The semi-final blast is part of a longer pattern. In the Super Eight stage, he and Seifert put on a record 175-run opening stand against the United Arab Emirates, another one-sided chase that underlined how aggressive this New Zealand top order has become.
Fans in the US may also recognize Allen from his stint with the San Francisco Unicorns. In June 2025, playing Major League Cricket, he hammered 151 from 52 balls with 19 sixes, a world T20 record for sixes in a single innings, and one of the loudest introductions any batter has made to the American franchise scene. That knock hinted at exactly the kind of ceiling the world saw again in Kolkata.

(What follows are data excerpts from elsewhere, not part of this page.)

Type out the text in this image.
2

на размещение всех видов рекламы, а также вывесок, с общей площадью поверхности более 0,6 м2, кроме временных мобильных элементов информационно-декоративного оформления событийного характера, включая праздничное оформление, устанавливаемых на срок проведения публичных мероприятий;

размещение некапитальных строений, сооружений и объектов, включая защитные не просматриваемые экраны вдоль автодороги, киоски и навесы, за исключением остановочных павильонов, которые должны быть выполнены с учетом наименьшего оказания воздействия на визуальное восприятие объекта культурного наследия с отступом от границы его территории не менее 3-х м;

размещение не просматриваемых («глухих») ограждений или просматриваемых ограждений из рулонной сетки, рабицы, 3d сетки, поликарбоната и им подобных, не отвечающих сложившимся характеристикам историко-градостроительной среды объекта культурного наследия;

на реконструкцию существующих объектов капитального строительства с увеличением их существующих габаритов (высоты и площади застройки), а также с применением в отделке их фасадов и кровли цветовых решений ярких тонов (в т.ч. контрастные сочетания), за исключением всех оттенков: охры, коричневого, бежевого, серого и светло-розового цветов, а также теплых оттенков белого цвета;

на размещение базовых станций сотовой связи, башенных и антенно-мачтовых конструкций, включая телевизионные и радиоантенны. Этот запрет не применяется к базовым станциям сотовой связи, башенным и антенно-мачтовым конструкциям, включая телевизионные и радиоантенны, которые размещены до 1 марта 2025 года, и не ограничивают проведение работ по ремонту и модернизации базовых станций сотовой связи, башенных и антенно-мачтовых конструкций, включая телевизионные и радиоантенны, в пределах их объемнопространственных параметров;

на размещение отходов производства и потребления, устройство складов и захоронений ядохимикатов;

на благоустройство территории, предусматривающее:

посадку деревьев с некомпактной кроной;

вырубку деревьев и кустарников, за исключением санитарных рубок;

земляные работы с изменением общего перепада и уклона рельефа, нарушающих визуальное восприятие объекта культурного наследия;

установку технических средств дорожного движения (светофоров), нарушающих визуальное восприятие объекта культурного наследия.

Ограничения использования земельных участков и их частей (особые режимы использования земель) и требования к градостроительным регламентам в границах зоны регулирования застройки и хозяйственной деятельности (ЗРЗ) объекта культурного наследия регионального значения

His value in global leagues has climbed fast. After early spells with Royal Challengers Bangalore, Allen signed with Perth Scorchers in Australia’s Big Bash and was picked up by Kolkata Knight Riders in the December 2025 IPL mini auction, giving him a strong presence across the main T20 competitions.
Another Semi-Final Exit For South Africa And A New Set Of Questions
For South Africa, this defeat is another painful entry in a long list of World Cup semi-final exits. Once again, they arrived in the knockout stages unbeaten and left with questions about intent with the bat and how they handled a high-pressure chase or defense.
For New Zealand, the win is a statement that they can not only grind through tournaments but also blow games open with pure power. They now move on to Sunday’s final in Ahmedabad, where they will face the winner of India vs England for a shot at a first T20 World Cup title.
For American viewers who may be sampling more cricket as the sport grows alongside Major League Cricket and the 2024 World Cup legacy, Finn Allen is the kind of player who makes the format easy to understand. The rules can be complex, but a hitter who reaches a hundred in 33 balls against a full-strength attack says everything about why T20 has become a prime-time product.
If New Zealand go on to lift the trophy, people will point back to this semi-final as the night their campaign truly caught fire and the night Finn Allen turned a streak of big scores into a global headline moment.